Circadian misalignment plays an important role in disease processes and can affect disease severity, treatment outcomes, and even survivorship. In this study, we aim to investigate whether expression and daily oscillation patterns of core circadian clock genes were disturbed in patients with obstructive sleep apnea/hypopnea (OSA) syndrome. We performed real-time quantitative reverse transcriptase-polymerase chain reactions to examine the expression of the nine core circadian clock genes in leukocytes of peripheral blood collected at 12 AM, 6 AM, 12 PM, and 6 PM from 133 patients with OSA and 11 normal controls.
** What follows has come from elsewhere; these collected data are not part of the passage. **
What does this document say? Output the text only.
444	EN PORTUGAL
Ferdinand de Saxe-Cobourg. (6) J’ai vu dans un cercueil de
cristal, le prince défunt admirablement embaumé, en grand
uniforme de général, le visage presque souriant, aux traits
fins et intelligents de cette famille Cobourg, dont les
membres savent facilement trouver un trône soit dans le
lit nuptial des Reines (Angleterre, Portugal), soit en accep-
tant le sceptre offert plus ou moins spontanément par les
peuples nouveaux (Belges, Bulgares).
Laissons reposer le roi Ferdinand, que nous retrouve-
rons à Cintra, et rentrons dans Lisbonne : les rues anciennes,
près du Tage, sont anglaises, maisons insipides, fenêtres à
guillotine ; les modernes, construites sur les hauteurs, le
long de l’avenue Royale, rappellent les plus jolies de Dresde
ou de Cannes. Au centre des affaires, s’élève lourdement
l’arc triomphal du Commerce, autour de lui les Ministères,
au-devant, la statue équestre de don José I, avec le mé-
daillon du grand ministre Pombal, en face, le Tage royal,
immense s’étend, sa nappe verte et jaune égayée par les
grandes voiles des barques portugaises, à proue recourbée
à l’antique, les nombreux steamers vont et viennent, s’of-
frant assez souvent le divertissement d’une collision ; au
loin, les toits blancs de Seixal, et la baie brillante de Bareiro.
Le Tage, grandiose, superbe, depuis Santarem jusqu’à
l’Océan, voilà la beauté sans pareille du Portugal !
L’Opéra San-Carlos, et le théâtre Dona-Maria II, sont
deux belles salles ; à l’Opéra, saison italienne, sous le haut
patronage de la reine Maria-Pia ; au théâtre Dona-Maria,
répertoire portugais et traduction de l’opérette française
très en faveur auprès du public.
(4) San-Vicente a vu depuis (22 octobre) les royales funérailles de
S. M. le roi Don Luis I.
Daily expression patterns of the nine circadian clock genes were observed in normal controls, but three of these genes (BMAL1, CLOCK, CRY2) were disrupted in patients with OSA. The expressions of eight circadian clock genes (except PER1) at midnight were significantly downregulated in patients with severe OSA. Binary logistic regression analysis selected CRY1 and PER3 as independent factors for severe OSA and showed that the combined expressions of CRY1 and PER3 enhanced the capability of predicting severe OSA (Odds ratio, 5.800; 95% CI, 1.978 to 17.004; p = 0.001). Our results show that combined expressions of CRY1 and PER3 at midnight could be a potential predictor for severe OSA.

Highlights

  • Obstructive sleep apnea/hypopnea (OSA) syndrome is characterized by repetitive obstruction of the upper airway and causes repetitive hypoxia/reoxygenation

  • Circadian rhythm refers to the “body clock” which is an endogenously driven, nearly 24-hour cycle in biochemistry, physiology, or behavior, such as sleep and activity, appetite, hormone levels, metabolism, and gene expression [6]

  • It is accepted that peripheral blood (PB) cells contain a circadian clock similar to that in the suprachiasmatic nucleus [7]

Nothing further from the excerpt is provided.